Identification of deleterious mutations within three human genomes

Top Cited Papers
Open Access
Abstract
Each human carries a large number of deleterious mutations. Together, these mutations make a significant contribution to human disease. Identification of deleterious mutations within individual genome sequences could substantially impact an individual's health through personalized prevention and treatment of disease. Yet, distinguishing deleterious mutations from the massive number of nonfunctional variants that occur within a single genome is a considerable challenge. Using a comparative genomics data set of 32 vertebrate species we show that a likelihood ratio test (LRT) can accurately identify a subset of deleterious mutations that disrupt highly conserved amino acids within protein-coding sequences, which are likely to be unconditionally deleterious.
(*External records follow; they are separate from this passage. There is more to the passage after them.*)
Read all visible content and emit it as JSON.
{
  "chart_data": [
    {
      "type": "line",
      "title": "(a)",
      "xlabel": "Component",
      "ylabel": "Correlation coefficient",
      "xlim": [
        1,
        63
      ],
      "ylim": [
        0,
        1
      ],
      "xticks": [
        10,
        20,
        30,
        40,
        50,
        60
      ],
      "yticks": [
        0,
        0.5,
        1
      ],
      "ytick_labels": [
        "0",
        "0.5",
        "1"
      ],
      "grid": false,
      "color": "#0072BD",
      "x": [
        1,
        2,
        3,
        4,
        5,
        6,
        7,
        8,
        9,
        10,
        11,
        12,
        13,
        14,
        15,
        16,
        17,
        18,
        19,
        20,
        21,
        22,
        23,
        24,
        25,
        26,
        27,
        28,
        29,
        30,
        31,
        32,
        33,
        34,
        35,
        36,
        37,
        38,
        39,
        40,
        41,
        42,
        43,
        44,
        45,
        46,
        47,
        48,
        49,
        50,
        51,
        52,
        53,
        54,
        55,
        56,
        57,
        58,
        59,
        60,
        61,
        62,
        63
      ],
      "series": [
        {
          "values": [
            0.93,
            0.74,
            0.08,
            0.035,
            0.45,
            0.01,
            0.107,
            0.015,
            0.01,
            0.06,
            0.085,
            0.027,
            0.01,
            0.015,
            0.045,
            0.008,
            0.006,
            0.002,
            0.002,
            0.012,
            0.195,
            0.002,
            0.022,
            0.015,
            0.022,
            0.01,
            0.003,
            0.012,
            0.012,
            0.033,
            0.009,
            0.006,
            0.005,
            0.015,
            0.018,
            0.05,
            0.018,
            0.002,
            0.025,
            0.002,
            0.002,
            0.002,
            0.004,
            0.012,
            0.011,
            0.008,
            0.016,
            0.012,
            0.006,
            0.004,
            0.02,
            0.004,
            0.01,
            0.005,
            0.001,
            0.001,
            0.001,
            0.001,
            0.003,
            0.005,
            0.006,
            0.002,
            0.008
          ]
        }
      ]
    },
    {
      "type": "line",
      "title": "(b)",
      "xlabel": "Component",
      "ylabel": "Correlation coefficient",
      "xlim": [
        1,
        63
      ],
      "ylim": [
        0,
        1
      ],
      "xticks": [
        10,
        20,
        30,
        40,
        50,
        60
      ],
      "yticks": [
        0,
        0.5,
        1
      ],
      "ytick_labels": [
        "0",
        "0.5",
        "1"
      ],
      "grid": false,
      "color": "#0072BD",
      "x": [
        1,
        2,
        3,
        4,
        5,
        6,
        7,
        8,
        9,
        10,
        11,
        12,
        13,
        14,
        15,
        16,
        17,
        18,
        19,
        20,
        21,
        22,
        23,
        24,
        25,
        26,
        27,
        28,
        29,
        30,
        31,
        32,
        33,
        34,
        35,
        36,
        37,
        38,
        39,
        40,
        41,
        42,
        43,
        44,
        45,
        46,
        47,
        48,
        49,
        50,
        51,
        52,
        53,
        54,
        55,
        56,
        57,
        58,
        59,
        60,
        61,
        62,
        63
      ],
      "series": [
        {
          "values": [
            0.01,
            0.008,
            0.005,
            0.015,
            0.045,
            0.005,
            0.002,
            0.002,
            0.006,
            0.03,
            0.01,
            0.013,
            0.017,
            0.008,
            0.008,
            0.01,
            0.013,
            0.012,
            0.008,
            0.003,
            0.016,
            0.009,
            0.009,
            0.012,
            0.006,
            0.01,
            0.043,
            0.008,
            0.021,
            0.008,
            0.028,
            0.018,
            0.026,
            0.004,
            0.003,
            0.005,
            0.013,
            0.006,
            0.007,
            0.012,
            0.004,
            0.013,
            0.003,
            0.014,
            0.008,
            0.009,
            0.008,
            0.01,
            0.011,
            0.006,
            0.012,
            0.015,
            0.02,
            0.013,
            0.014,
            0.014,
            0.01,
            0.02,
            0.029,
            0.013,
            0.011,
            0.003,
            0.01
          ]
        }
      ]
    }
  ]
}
The LRT is also able to identify known human disease alleles and performs as well as two commonly used heuristic methods, SIFT and PolyPhen. Application of the LRT to three human genomes reveals 796–837 deleterious mutations per individual, ∼40% of which are estimated to be at <5% allele frequency. However, the overlap between predictions made by the LRT, SIFT, and PolyPhen, is low; 76% of predictions are unique to one of the three methods, and only 5% of predictions are shared across all three methods. Our results indicate that only a small subset of deleterious mutations can be reliably identified, but that this subset provides the raw material for personalized medicine.